На меня напали сзади. Накрыли голову чем-то горячим и влажным, вроде ткани или мешка, – и я сразу перестала видеть. Мои руки прижимали к земле, что-то давило на спину, мешая встать. Лицом меня ткнули в землю. Я пыталась закричать, но нападавший лишь сильнее вжал мою голову, и рот тут же наполнился снегом. Я чувствовала и жар, и лезвия, и клыки, и зубы… зубы, которые впились мне в шею и кололи, как тысячи иголок, жалили, как пчелиный рой.
Я услышала стук копыт, почувствовала холодный воздух на затылке и поняла, что на меня уже ничего не давит, а боль исчезла. Словно огромная крылатая птица, что-то опустилось сверху и окликнуло меня по имени. Это последнее, что я помню, потому что, открыв глаза, я поняла, что лежу на руках у Дамиана, а он несет меня домой.
Распахнулась дверь, на пороге стоял Алекс.
– Что случилось? – спросил он. Его глаза искали мои.
– На нее напали, – ответил Дамиан. – Ей нужен врач.
– Ей нужен я, – заверил Алекс и взял меня из рук Дамиана.
Я закричала, когда один вырывал меня, а второй не хотел отдавать. Потом Алекс пинком закрыл дверь.
Он отнес меня в спальню и уложил. Я заметила кровь на его рубашке, голова закружилась.
– Тихо, тихо… – шептал он, поворачивая мою голову, чтобы осмотреть рану.
Мне показалось, что он чуть сознание не потерял.
– Все настолько плохо?
– Нет, – ответил Алекс, но я знала, что он врет. – Просто не выношу вида крови.
Он оставил меня на пару минут и вернулся с миской теплой воды, тряпкой и бутылкой виски, которую поднес к моим губам.
– Пей! – велел он.
Я попыталась глотнуть, но только закашлялась.
– Еще, – сказал он.
Когда пожар из горла переместился в желудок, он принялся обмывать мне шею, а потом плеснул на открытую рану из бутылки. Я едва из кожи не выскочила.
– Потерпи, – попросил он. – Так надо.
Я не понимала, что Алекс собирается делать, пока не увидела, как он вдевает нитку в иголку.

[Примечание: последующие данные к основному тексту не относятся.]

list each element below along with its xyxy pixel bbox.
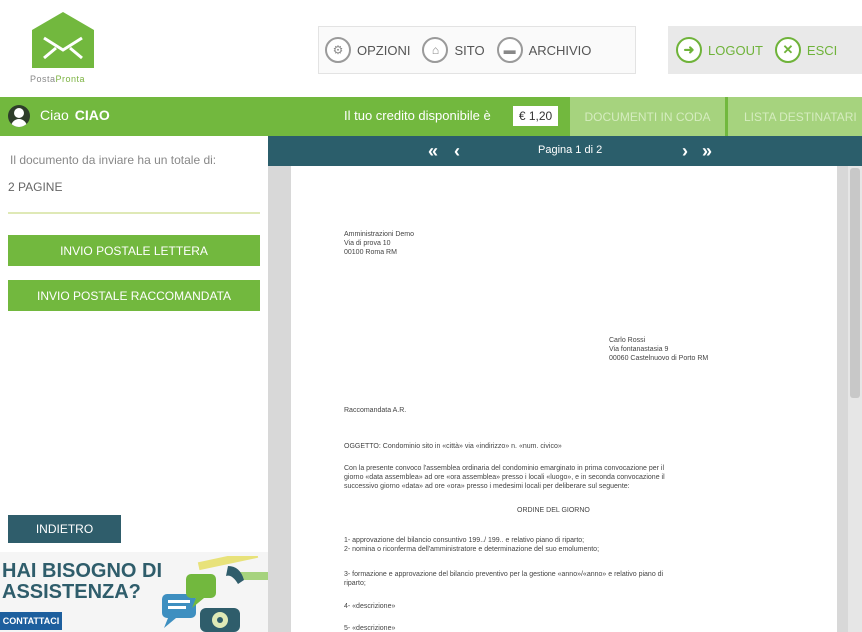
credit-label: Il tuo credito disponibile è	[344, 108, 491, 123]
agenda-item: riparto;	[344, 580, 366, 587]
contact-button[interactable]: CONTATTACI	[0, 612, 62, 630]
agenda-item: 3- formazione e approvazione del bilanci…	[344, 571, 664, 578]
document-info: Il documento da inviare ha un totale di:	[10, 153, 217, 167]
main-nav: ⚙ OPZIONI ⌂ SITO ▬ ARCHIVIO	[318, 26, 636, 74]
send-registered-button[interactable]: INVIO POSTALE RACCOMANDATA	[8, 280, 260, 311]
username: CIAO	[74, 107, 110, 123]
recipient-block: Carlo Rossi Via fontanastasia 9 00060 Ca…	[609, 337, 709, 362]
logo[interactable]: PostaPronta	[30, 12, 120, 90]
help-title-line1: HAI BISOGNO DI	[2, 560, 163, 582]
tab-queued-documents[interactable]: DOCUMENTI IN CODA	[570, 97, 725, 136]
agenda-item: 4- «descrizione»	[344, 603, 396, 610]
credit-value: € 1,20	[513, 106, 558, 126]
help-title-line2: ASSISTENZA?	[2, 581, 141, 603]
page-count: 2 PAGINE	[8, 180, 63, 194]
support-illustration-icon	[162, 556, 268, 632]
viewer-scrollbar[interactable]	[848, 166, 862, 632]
document-page: Amministrazioni Demo Via di prova 10 001…	[291, 166, 837, 632]
exit-button[interactable]: ✕ ESCI	[771, 37, 845, 63]
arrow-right-icon: ➜	[676, 37, 702, 63]
first-page-button[interactable]: «	[428, 141, 438, 162]
divider	[8, 212, 260, 214]
sender-block: Amministrazioni Demo Via di prova 10 001…	[344, 231, 415, 256]
document-viewer[interactable]: Amministrazioni Demo Via di prova 10 001…	[268, 166, 862, 632]
next-page-button[interactable]: ›	[682, 141, 688, 162]
last-page-button[interactable]: »	[702, 141, 712, 162]
options-label: OPZIONI	[357, 42, 411, 58]
options-button[interactable]: ⚙ OPZIONI	[319, 27, 416, 73]
agenda-item: 5- «descrizione»	[344, 625, 396, 632]
body-paragraph: Con la presente convoco l'assemblea ordi…	[344, 465, 665, 490]
greeting: Ciao CIAO	[40, 107, 110, 123]
tab-recipient-list[interactable]: LISTA DESTINATARI	[728, 97, 862, 136]
logo-text: PostaPronta	[30, 74, 86, 84]
envelope-logo-icon	[32, 12, 94, 68]
send-letter-button[interactable]: INVIO POSTALE LETTERA	[8, 235, 260, 266]
home-icon: ⌂	[422, 37, 449, 63]
archive-label: ARCHIVIO	[528, 42, 592, 58]
scroll-thumb[interactable]	[850, 168, 860, 398]
page-indicator: Pagina 1 di 2	[538, 144, 603, 156]
agenda-title: ORDINE DEL GIORNO	[517, 507, 590, 514]
agenda-item: 1- approvazione del bilancio consuntivo …	[344, 537, 585, 544]
viewer-toolbar: « ‹ Pagina 1 di 2 › »	[268, 136, 862, 166]
user-bar: Ciao CIAO Il tuo credito disponibile è € …	[0, 97, 862, 136]
logout-label: LOGOUT	[708, 42, 763, 58]
header: PostaPronta ⚙ OPZIONI ⌂ SITO ▬ ARCHIVIO …	[0, 0, 862, 97]
site-label: SITO	[454, 42, 485, 58]
close-icon: ✕	[774, 37, 801, 63]
session-nav: ➜ LOGOUT ✕ ESCI	[668, 26, 862, 74]
delivery-mode: Raccomandata A.R.	[344, 407, 407, 414]
gear-icon: ⚙	[325, 37, 351, 63]
back-button[interactable]: INDIETRO	[8, 515, 121, 543]
agenda-item: 2- nomina o riconferma dell'amministrato…	[344, 546, 600, 553]
previous-page-button[interactable]: ‹	[454, 141, 460, 162]
archive-button[interactable]: ▬ ARCHIVIO	[491, 27, 598, 73]
subject-line: OGGETTO: Condominio sito in «città» via …	[344, 443, 562, 450]
user-icon	[8, 105, 30, 127]
logout-button[interactable]: ➜ LOGOUT	[668, 37, 771, 63]
help-banner: HAI BISOGNO DI ASSISTENZA? CONTATTACI	[0, 552, 268, 632]
site-button[interactable]: ⌂ SITO	[416, 27, 490, 73]
exit-label: ESCI	[806, 42, 838, 58]
folder-icon: ▬	[496, 37, 523, 63]
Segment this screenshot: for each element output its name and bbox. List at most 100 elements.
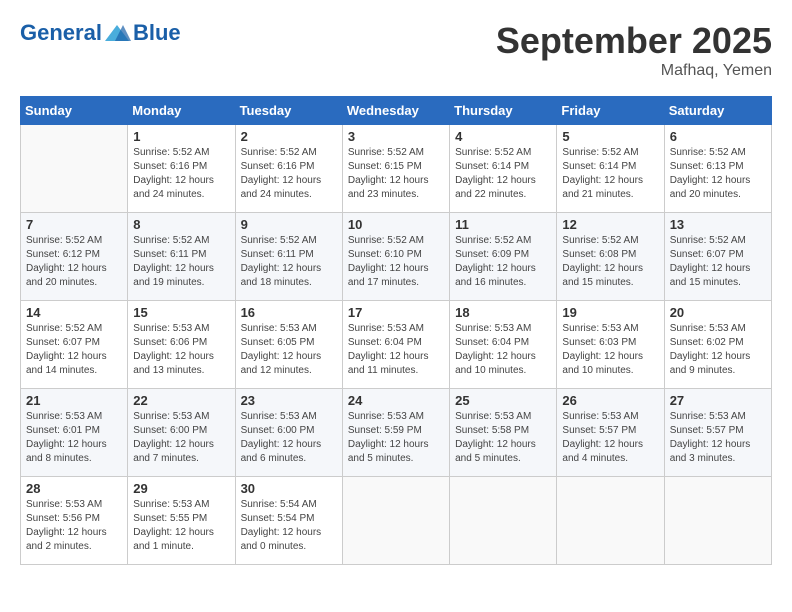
day-cell: 5 Sunrise: 5:52 AM Sunset: 6:14 PM Daylig… — [557, 125, 664, 213]
day-cell: 25Sunrise: 5:53 AM Sunset: 5:58 PM Dayli… — [450, 389, 557, 477]
day-info: Sunrise: 5:53 AM Sunset: 5:57 PM Dayligh… — [670, 410, 766, 466]
day-info: Sunrise: 5:53 AM Sunset: 6:05 PM Dayligh… — [241, 322, 337, 378]
day-number: 11 — [455, 217, 551, 232]
day-cell: 19 Sunrise: 5:53 AM Sunset: 6:03 PM Dayli… — [557, 301, 664, 389]
day-info: Sunrise: 5:52 AM Sunset: 6:12 PM Dayligh… — [26, 234, 122, 290]
header-monday: Monday — [128, 97, 235, 125]
day-cell: 20 Sunrise: 5:53 AM Sunset: 6:02 PM Dayli… — [664, 301, 771, 389]
day-cell: 16 Sunrise: 5:53 AM Sunset: 6:05 PM Dayli… — [235, 301, 342, 389]
day-cell — [664, 477, 771, 565]
day-info: Sunrise: 5:52 AM Sunset: 6:14 PM Dayligh… — [455, 146, 551, 202]
day-info: Sunrise: 5:52 AM Sunset: 6:13 PM Dayligh… — [670, 146, 766, 202]
day-number: 5 — [562, 129, 658, 144]
day-cell: 2Sunrise: 5:52 AM Sunset: 6:16 PM Daylig… — [235, 125, 342, 213]
day-number: 16 — [241, 305, 337, 320]
day-number: 1 — [133, 129, 229, 144]
day-info: Sunrise: 5:54 AM Sunset: 5:54 PM Dayligh… — [241, 498, 337, 554]
day-info: Sunrise: 5:53 AM Sunset: 6:00 PM Dayligh… — [133, 410, 229, 466]
day-cell: 9 Sunrise: 5:52 AM Sunset: 6:11 PM Daylig… — [235, 213, 342, 301]
day-info: Sunrise: 5:53 AM Sunset: 5:55 PM Dayligh… — [133, 498, 229, 554]
day-cell: 30Sunrise: 5:54 AM Sunset: 5:54 PM Dayli… — [235, 477, 342, 565]
day-info: Sunrise: 5:53 AM Sunset: 5:56 PM Dayligh… — [26, 498, 122, 554]
week-row-2: 7 Sunrise: 5:52 AM Sunset: 6:12 PM Daylig… — [21, 213, 772, 301]
day-cell: 22Sunrise: 5:53 AM Sunset: 6:00 PM Dayli… — [128, 389, 235, 477]
day-cell: 14Sunrise: 5:52 AM Sunset: 6:07 PM Dayli… — [21, 301, 128, 389]
day-number: 7 — [26, 217, 122, 232]
day-info: Sunrise: 5:52 AM Sunset: 6:10 PM Dayligh… — [348, 234, 444, 290]
week-row-3: 14Sunrise: 5:52 AM Sunset: 6:07 PM Dayli… — [21, 301, 772, 389]
header-wednesday: Wednesday — [342, 97, 449, 125]
day-info: Sunrise: 5:52 AM Sunset: 6:11 PM Dayligh… — [133, 234, 229, 290]
day-cell: 3Sunrise: 5:52 AM Sunset: 6:15 PM Daylig… — [342, 125, 449, 213]
day-cell: 17 Sunrise: 5:53 AM Sunset: 6:04 PM Dayli… — [342, 301, 449, 389]
day-info: Sunrise: 5:52 AM Sunset: 6:11 PM Dayligh… — [241, 234, 337, 290]
calendar-table: SundayMondayTuesdayWednesdayThursdayFrid… — [20, 96, 772, 565]
month-title: September 2025 — [496, 20, 772, 62]
day-cell: 13Sunrise: 5:52 AM Sunset: 6:07 PM Dayli… — [664, 213, 771, 301]
day-cell: 27 Sunrise: 5:53 AM Sunset: 5:57 PM Dayli… — [664, 389, 771, 477]
day-number: 6 — [670, 129, 766, 144]
day-cell: 10 Sunrise: 5:52 AM Sunset: 6:10 PM Dayli… — [342, 213, 449, 301]
day-cell: 18 Sunrise: 5:53 AM Sunset: 6:04 PM Dayli… — [450, 301, 557, 389]
day-cell: 26 Sunrise: 5:53 AM Sunset: 5:57 PM Dayli… — [557, 389, 664, 477]
day-info: Sunrise: 5:52 AM Sunset: 6:14 PM Dayligh… — [562, 146, 658, 202]
header-tuesday: Tuesday — [235, 97, 342, 125]
week-row-4: 21 Sunrise: 5:53 AM Sunset: 6:01 PM Dayli… — [21, 389, 772, 477]
title-block: September 2025 Mafhaq, Yemen — [496, 20, 772, 80]
day-number: 12 — [562, 217, 658, 232]
day-info: Sunrise: 5:53 AM Sunset: 6:04 PM Dayligh… — [455, 322, 551, 378]
day-cell: 21 Sunrise: 5:53 AM Sunset: 6:01 PM Dayli… — [21, 389, 128, 477]
day-number: 14 — [26, 305, 122, 320]
location: Mafhaq, Yemen — [496, 62, 772, 80]
day-info: Sunrise: 5:52 AM Sunset: 6:08 PM Dayligh… — [562, 234, 658, 290]
logo-general: General — [20, 20, 102, 45]
day-number: 27 — [670, 393, 766, 408]
day-cell: 8 Sunrise: 5:52 AM Sunset: 6:11 PM Daylig… — [128, 213, 235, 301]
day-cell — [21, 125, 128, 213]
day-number: 21 — [26, 393, 122, 408]
header-thursday: Thursday — [450, 97, 557, 125]
day-cell: 29 Sunrise: 5:53 AM Sunset: 5:55 PM Dayli… — [128, 477, 235, 565]
day-number: 20 — [670, 305, 766, 320]
day-info: Sunrise: 5:53 AM Sunset: 6:06 PM Dayligh… — [133, 322, 229, 378]
day-number: 9 — [241, 217, 337, 232]
day-number: 8 — [133, 217, 229, 232]
day-info: Sunrise: 5:53 AM Sunset: 6:02 PM Dayligh… — [670, 322, 766, 378]
day-cell: 15 Sunrise: 5:53 AM Sunset: 6:06 PM Dayli… — [128, 301, 235, 389]
day-cell: 28 Sunrise: 5:53 AM Sunset: 5:56 PM Dayli… — [21, 477, 128, 565]
day-number: 26 — [562, 393, 658, 408]
day-cell — [342, 477, 449, 565]
day-info: Sunrise: 5:53 AM Sunset: 6:01 PM Dayligh… — [26, 410, 122, 466]
day-cell: 7 Sunrise: 5:52 AM Sunset: 6:12 PM Daylig… — [21, 213, 128, 301]
day-number: 28 — [26, 481, 122, 496]
day-info: Sunrise: 5:52 AM Sunset: 6:15 PM Dayligh… — [348, 146, 444, 202]
page-header: General Blue September 2025 Mafhaq, Yeme… — [20, 20, 772, 80]
day-info: Sunrise: 5:53 AM Sunset: 6:04 PM Dayligh… — [348, 322, 444, 378]
day-cell: 1Sunrise: 5:52 AM Sunset: 6:16 PM Daylig… — [128, 125, 235, 213]
day-number: 29 — [133, 481, 229, 496]
day-cell: 6 Sunrise: 5:52 AM Sunset: 6:13 PM Daylig… — [664, 125, 771, 213]
day-number: 4 — [455, 129, 551, 144]
day-number: 18 — [455, 305, 551, 320]
day-number: 23 — [241, 393, 337, 408]
day-info: Sunrise: 5:53 AM Sunset: 5:59 PM Dayligh… — [348, 410, 444, 466]
day-info: Sunrise: 5:53 AM Sunset: 5:57 PM Dayligh… — [562, 410, 658, 466]
day-info: Sunrise: 5:52 AM Sunset: 6:07 PM Dayligh… — [670, 234, 766, 290]
day-number: 17 — [348, 305, 444, 320]
header-saturday: Saturday — [664, 97, 771, 125]
day-number: 24 — [348, 393, 444, 408]
header-sunday: Sunday — [21, 97, 128, 125]
week-row-5: 28 Sunrise: 5:53 AM Sunset: 5:56 PM Dayli… — [21, 477, 772, 565]
day-cell: 23Sunrise: 5:53 AM Sunset: 6:00 PM Dayli… — [235, 389, 342, 477]
day-info: Sunrise: 5:53 AM Sunset: 6:03 PM Dayligh… — [562, 322, 658, 378]
day-cell: 11 Sunrise: 5:52 AM Sunset: 6:09 PM Dayli… — [450, 213, 557, 301]
header-friday: Friday — [557, 97, 664, 125]
day-number: 19 — [562, 305, 658, 320]
day-cell: 24 Sunrise: 5:53 AM Sunset: 5:59 PM Dayli… — [342, 389, 449, 477]
day-info: Sunrise: 5:52 AM Sunset: 6:09 PM Dayligh… — [455, 234, 551, 290]
logo-blue: Blue — [133, 20, 181, 46]
day-info: Sunrise: 5:52 AM Sunset: 6:16 PM Dayligh… — [241, 146, 337, 202]
day-number: 10 — [348, 217, 444, 232]
day-cell — [557, 477, 664, 565]
day-number: 15 — [133, 305, 229, 320]
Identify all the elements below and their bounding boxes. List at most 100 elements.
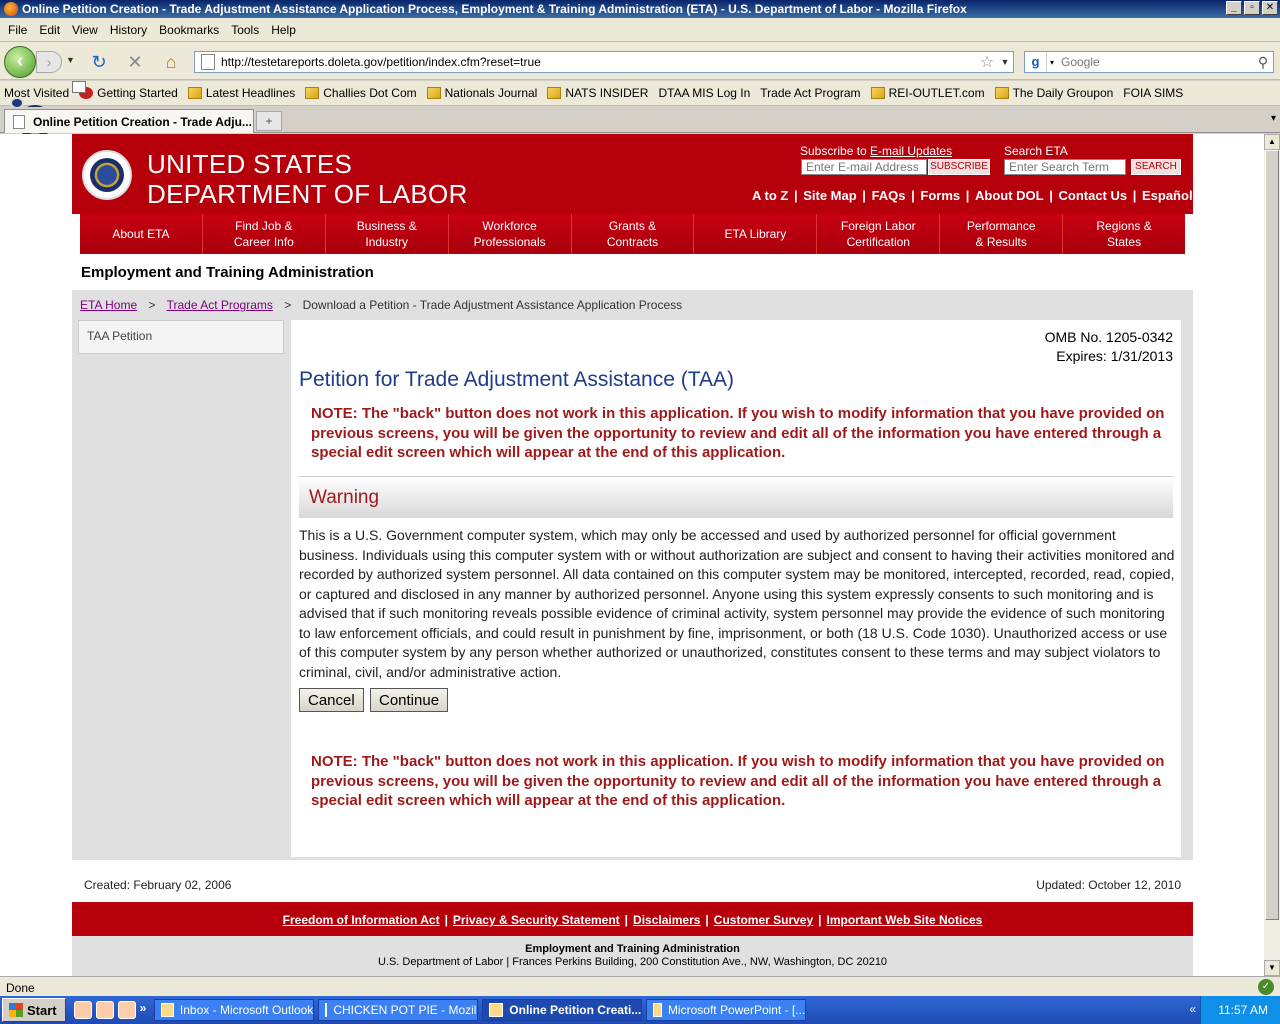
quick-launch-outlook-icon[interactable] [73,1001,92,1019]
bookmark-trade-act-program[interactable]: Trade Act Program [10,86,861,139]
clock: 11:57 AM [1218,1003,1268,1017]
quick-launch: » [73,1001,147,1019]
page-viewport: UNITED STATES DEPARTMENT OF LABOR Subscr… [0,134,1264,976]
link-contact-us[interactable]: Contact Us [1058,188,1127,203]
footer-link-notices[interactable]: Important Web Site Notices [827,913,983,927]
firefox-icon [4,2,18,16]
menu-help[interactable]: Help [265,23,302,37]
link-forms[interactable]: Forms [920,188,960,203]
minimize-button[interactable]: _ [1226,1,1242,15]
search-engine-dropdown-icon[interactable]: ▾ [1047,58,1057,67]
bookmark-star-icon[interactable]: ☆ [977,52,997,72]
page-dates: Created: February 02, 2006 Updated: Octo… [72,870,1193,900]
link-a-to-z[interactable]: A to Z [752,188,788,203]
addon-status-icon[interactable]: ✓ [1258,979,1274,995]
url-dropdown-icon[interactable]: ▼ [997,57,1013,67]
address-bar[interactable]: ☆ ▼ [194,51,1014,73]
nav-business-industry[interactable]: Business & Industry [325,214,449,254]
nav-performance-results[interactable]: Performance & Results [940,214,1064,254]
bookmark-latest-headlines[interactable]: Latest Headlines [187,86,295,100]
continue-button[interactable]: Continue [370,688,449,712]
home-icon[interactable]: ⌂ [160,51,182,73]
forward-button[interactable]: › [36,51,62,73]
stop-icon[interactable]: ✕ [124,51,146,73]
bookmark-the-daily-groupon[interactable]: The Daily Groupon [994,86,1113,100]
link-espanol[interactable]: Español [1142,188,1193,203]
maximize-button[interactable]: ▫ [1244,1,1260,15]
quick-launch-firefox-icon[interactable] [117,1001,136,1019]
menu-view[interactable]: View [66,23,104,37]
page-title: Petition for Trade Adjustment Assistance… [299,368,734,391]
link-faqs[interactable]: FAQs [872,188,906,203]
nav-about-eta[interactable]: About ETA [80,214,203,254]
footer-link-foia[interactable]: Freedom of Information Act [283,913,440,927]
vertical-scrollbar[interactable]: ▲ ▼ [1264,134,1280,976]
menu-history[interactable]: History [104,23,153,37]
task-online-petition-creati[interactable]: Online Petition Creati... [482,999,643,1021]
email-input[interactable] [801,159,927,175]
dol-page: UNITED STATES DEPARTMENT OF LABOR Subscr… [72,134,1193,976]
breadcrumb-eta-home[interactable]: ETA Home [80,298,137,312]
tray-expand-icon[interactable]: « [1189,1002,1196,1016]
new-tab-button[interactable]: + [256,111,282,131]
search-input[interactable] [1057,55,1253,69]
task-microsoft-powerpoint[interactable]: Microsoft PowerPoint - [... [646,999,807,1021]
footer-link-privacy[interactable]: Privacy & Security Statement [453,913,620,927]
reload-icon[interactable]: ↻ [88,51,110,73]
search-bar[interactable]: g ▾ ⚲ [1024,51,1274,73]
menu-bookmarks[interactable]: Bookmarks [153,23,225,37]
history-dropdown-icon[interactable]: ▼ [66,55,75,65]
back-button[interactable]: ‹ [4,46,36,78]
eta-search-input[interactable] [1004,159,1126,175]
bookmark-nationals-journal[interactable]: Nationals Journal [426,86,537,100]
bookmark-rei-outlet-com[interactable]: REI-OUTLET.com [870,86,985,100]
app-icon [653,1003,662,1017]
quick-launch-more-icon[interactable]: » [140,1001,147,1019]
email-updates-link[interactable]: E-mail Updates [870,144,952,158]
nav-eta-library[interactable]: ETA Library [694,214,818,254]
cancel-button[interactable]: Cancel [299,688,364,712]
footer-links: Freedom of Information Act | Privacy & Sec… [72,902,1193,936]
link-site-map[interactable]: Site Map [803,188,856,203]
menu-bar: File Edit View History Bookmarks Tools H… [0,18,1280,42]
task-chicken-pot-pie-mozil[interactable]: CHICKEN POT PIE - Mozil... [318,999,479,1021]
menu-tools[interactable]: Tools [225,23,265,37]
search-button[interactable]: SEARCH [1131,159,1181,175]
url-input[interactable] [221,55,977,69]
bookmark-foia-sims[interactable]: FOIA SIMS [72,81,1183,100]
nav-regions-states[interactable]: Regions & States [1063,214,1186,254]
tab-online-petition[interactable]: Online Petition Creation - Trade Adju... [4,109,254,133]
bookmark-dtaa-mis-log-in[interactable]: DTAA MIS Log In [72,81,750,100]
close-button[interactable]: ✕ [1262,1,1278,15]
nav-foreign-labor-certification[interactable]: Foreign Labor Certification [817,214,941,254]
bookmark-challies-dot-com[interactable]: Challies Dot Com [305,86,417,100]
dol-seal-logo[interactable] [82,150,132,200]
footer-link-disclaimers[interactable]: Disclaimers [633,913,700,927]
scroll-thumb[interactable] [1265,150,1279,920]
nav-grants-contracts[interactable]: Grants & Contracts [571,214,695,254]
bookmark-getting-started[interactable]: Getting Started [79,86,178,100]
scroll-down-icon[interactable]: ▼ [1264,960,1280,976]
subscribe-button[interactable]: SUBSCRIBE [928,159,990,175]
page-icon [13,114,25,129]
tab-list-icon[interactable]: ▾ [1271,113,1276,124]
menu-edit[interactable]: Edit [33,23,66,37]
rss-folder-icon [426,87,441,99]
navigation-toolbar: ‹ › ▼ ↻ ✕ ⌂ ☆ ▼ g ▾ ⚲ [0,42,1280,80]
sidebar-item-taa-petition[interactable]: TAA Petition [78,320,284,354]
task-inbox-microsoft-outlook[interactable]: Inbox - Microsoft Outlook [154,999,315,1021]
dol-name[interactable]: UNITED STATES DEPARTMENT OF LABOR [147,149,468,209]
menu-file[interactable]: File [2,23,33,37]
nav-find-job-career-info[interactable]: Find Job & Career Info [202,214,326,254]
footer-link-survey[interactable]: Customer Survey [714,913,813,927]
nav-workforce-professionals[interactable]: Workforce Professionals [448,214,572,254]
bookmark-nats-insider[interactable]: NATS INSIDER [547,86,648,100]
main-nav: About ETA Find Job & Career Info Business &… [80,214,1186,254]
quick-launch-ie-icon[interactable] [95,1001,114,1019]
breadcrumb-trade-act-programs[interactable]: Trade Act Programs [167,298,273,312]
start-button[interactable]: Start [2,998,66,1022]
search-icon[interactable]: ⚲ [1253,54,1273,71]
scroll-up-icon[interactable]: ▲ [1264,134,1280,150]
link-about-dol[interactable]: About DOL [975,188,1044,203]
google-icon[interactable]: g [1025,53,1047,71]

Когда он проткнул мне шею, я потеряла сознание.
Я пришла в себя ближе к вечеру. Алекс сидел на стуле у моей кровати, молитвенно сложив руки. Когда я пошевелилась, на его лице отразилось видимое облегчение.
На мое плечо легла его теплая рука. Он погладил меня по щеке, по волосам.
– Если ты хотела привлечь мое внимание, – прошептал он, – нужно было просто сказать.